If he's not diving with your team, what rational basis do "DIR" divers have for avoiding a boat that has a solo diver on it whose plan doesn't budget gas for your team's emergencies? You're plainly not diving
with them, nor need you worry about them wanting to interact with you.
Not diving with someone you consider a liability is completely understandable (it's why a lot of us dive solo). Being a
ing dick over a philosophical difference is another.
Again....this is not an issue I have with solo divers... I have many friends that solo dive, and none of them have the disgusting "Every man for yourself" attitude.
I don't care that the solo divers are not planning to have redundant gas for stray OOA divers.....Each that I know, if they had one swim up to them OOA, would help immediately. That is what a good human being does.
Chatterton went on and on about how you should NOT help in many cases, on a tech dive...and put this in context...if I need to, I will go back and copy then paste his words here--but you read it, and you know it.
If some guy named Joe Smithe watched and did NOTHING as some girl was brutally raped in a parking lot--because he was afraid or just did not want to get involved, I would at the very least, Shun this Joe Smithe....the concept is the same...certain attitudes and behaviors can brand you as a pariah. I think the "Every man for himself" attitude and behavior is the kind of thing that should brand a person in this manner.
About 12 or 15 years ago, there was a dive instructor, actually Cave Instructor, that witnessed a girl tox and black out on a 185 foot or so dive off of Boynton Beach....he just kept swimming along, doing his dive, ignoring the potential he had to help her...Another diver, far less trained, and farther away, saw the girl tox, swam rapidly to get to her, passed this instructor, grabbed the girl and rapidly yanked her to the surface--CPR was performed, and she was resuscitated...This is third hand, and there may in fact be a SB member that was on that dive, that could provide more details...the name of the instructor was Peter. Peter also witnessed a cave death, and ignored it as well, as it would have spoiled his dive. this is a man that should have been shunned by every dive boat, and everyone in the dive community.
Then, there was the Jane Orenstein death... In it, tech instructor Derrick McNulty, had his buddy and student with him on ascent from a 280 foot dive. He did not watch her switch gas from bottom mix to travel gas at 100 feet, and missed that she went to her O2 bottle. Jane breathed the O2 from 100 feet, through the 50 foot, 40 foot, and 30 foot stops....at the 30 foot stop, she signalled she was low on gas, and McNulty waved her up to the 20 foot stop direction--she ascended by herself, and then McNulty watched her stop ascending, and begin a plunge downward.....He just watched as she began falling, and the 2 tech students below saw her dropping at their 50 foot stop, and one tried to chase after her, but could not equlalize, and had to stop....The instructor later said that he could not follow her, because he did not have enough gas to go after her and to rescue her.
Jane's boyfriend was a freediver I knew well, and he called my to find her body. George and Carmichael located her 24 minutes into the first dive, at 280 by the Coryn chriss....But they had to surface because she was too negative to lift.
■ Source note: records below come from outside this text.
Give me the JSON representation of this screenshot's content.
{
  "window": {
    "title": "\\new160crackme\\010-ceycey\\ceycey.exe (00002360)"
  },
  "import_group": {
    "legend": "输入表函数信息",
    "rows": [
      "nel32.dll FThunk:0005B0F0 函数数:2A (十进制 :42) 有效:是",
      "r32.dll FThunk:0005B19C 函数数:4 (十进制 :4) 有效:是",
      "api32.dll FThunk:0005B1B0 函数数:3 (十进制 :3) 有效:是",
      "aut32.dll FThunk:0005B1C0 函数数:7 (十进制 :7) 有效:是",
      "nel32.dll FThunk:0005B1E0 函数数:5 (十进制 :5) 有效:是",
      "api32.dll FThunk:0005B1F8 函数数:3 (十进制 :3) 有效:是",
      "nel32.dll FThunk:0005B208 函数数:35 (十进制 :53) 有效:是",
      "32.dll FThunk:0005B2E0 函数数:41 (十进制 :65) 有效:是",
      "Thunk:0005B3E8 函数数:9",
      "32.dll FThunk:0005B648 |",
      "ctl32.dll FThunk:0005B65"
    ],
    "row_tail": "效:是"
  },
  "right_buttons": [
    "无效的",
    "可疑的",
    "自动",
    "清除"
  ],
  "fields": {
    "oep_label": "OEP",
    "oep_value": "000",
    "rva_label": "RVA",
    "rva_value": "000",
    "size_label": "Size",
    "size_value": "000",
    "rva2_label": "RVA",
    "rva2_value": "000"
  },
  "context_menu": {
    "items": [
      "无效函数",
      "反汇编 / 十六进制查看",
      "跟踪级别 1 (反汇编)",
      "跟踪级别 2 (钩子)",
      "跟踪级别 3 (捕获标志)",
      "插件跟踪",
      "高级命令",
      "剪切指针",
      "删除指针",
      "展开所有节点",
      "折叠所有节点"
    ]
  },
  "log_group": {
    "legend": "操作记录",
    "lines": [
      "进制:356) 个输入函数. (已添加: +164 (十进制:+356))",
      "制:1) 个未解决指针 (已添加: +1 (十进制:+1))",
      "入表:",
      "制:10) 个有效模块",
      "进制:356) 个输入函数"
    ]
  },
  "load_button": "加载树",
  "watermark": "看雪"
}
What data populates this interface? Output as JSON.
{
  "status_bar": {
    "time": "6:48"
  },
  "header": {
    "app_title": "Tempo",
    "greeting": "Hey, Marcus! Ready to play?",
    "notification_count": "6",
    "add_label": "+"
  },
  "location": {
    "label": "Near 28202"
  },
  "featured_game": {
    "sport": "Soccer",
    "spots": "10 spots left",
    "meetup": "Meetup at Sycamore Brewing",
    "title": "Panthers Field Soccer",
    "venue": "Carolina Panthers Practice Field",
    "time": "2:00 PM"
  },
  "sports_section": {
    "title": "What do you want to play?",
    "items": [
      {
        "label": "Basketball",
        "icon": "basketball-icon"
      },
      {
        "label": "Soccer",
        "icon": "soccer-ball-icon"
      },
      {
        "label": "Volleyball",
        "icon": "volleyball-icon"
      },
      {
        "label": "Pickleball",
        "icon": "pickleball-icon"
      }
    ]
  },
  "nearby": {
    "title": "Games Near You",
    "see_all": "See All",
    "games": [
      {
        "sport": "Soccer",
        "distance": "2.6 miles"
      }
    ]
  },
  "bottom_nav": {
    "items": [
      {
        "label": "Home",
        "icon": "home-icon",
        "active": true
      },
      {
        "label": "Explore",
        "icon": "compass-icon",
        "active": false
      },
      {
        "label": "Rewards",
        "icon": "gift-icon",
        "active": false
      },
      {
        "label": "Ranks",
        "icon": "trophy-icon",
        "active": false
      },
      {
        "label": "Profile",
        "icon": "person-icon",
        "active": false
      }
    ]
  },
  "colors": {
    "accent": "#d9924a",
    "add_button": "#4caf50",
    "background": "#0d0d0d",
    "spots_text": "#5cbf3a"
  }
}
I went down with George and brought Jane up on the second dive, and used less than a third of the gas that McNulty had remaining in his back gas, on his return to the boat. That is with George and I pulling a body so negative that ultimately it took 6 people to pull it up on the boat.
So this is another Pariah. He chose not to assist, it was every man for himself. Jane paid the price of diving with a person like this. If Jane had been my girlfriend, I would be in Jail right now because there would have been no force on heaven or earth that would have prevented my killing McNulty.
---------- Post added February 16th, 2013 at 08:28 PM ----------
I would help you Dan, or anyone if I was able. John said the same thing as well. He also talked about fighting and winning? It is all very confusing to me.
DD,
From Chatterton's first page in his article:
"If I am on a deep open circuit wreck dive (where I am not instructing students) I am not even using a long hose on my bottom gas. I am willing to help any diver manage a problem, buddy or not, however
supplying gas to another diver, especially on the bottom, is unnecessary and incredibly dangerous for both parties.
My secondary regulator is there for me, not you! If you try to take it from me, I will fight you for it, and I will win. That is my plan. There is no reason in the world for a deep diver to need gas from me on the bottom, much less jump me. Breathe your own damn gas, any gas, even the wrong gas, and return to the surface as quickly and safely as possible
Some people are trying really hard to give this guy the benefit of the doubt. He confirmed this as his stance in many posts in the thread so far..and in fact, the style of diving he engaged in on the Doria and the sub, was complete with many deaths, and with this EVERY MAN FOR HIMSELF attitude, as prevalent --even part of the intrigue and the plot in Shadow Divers.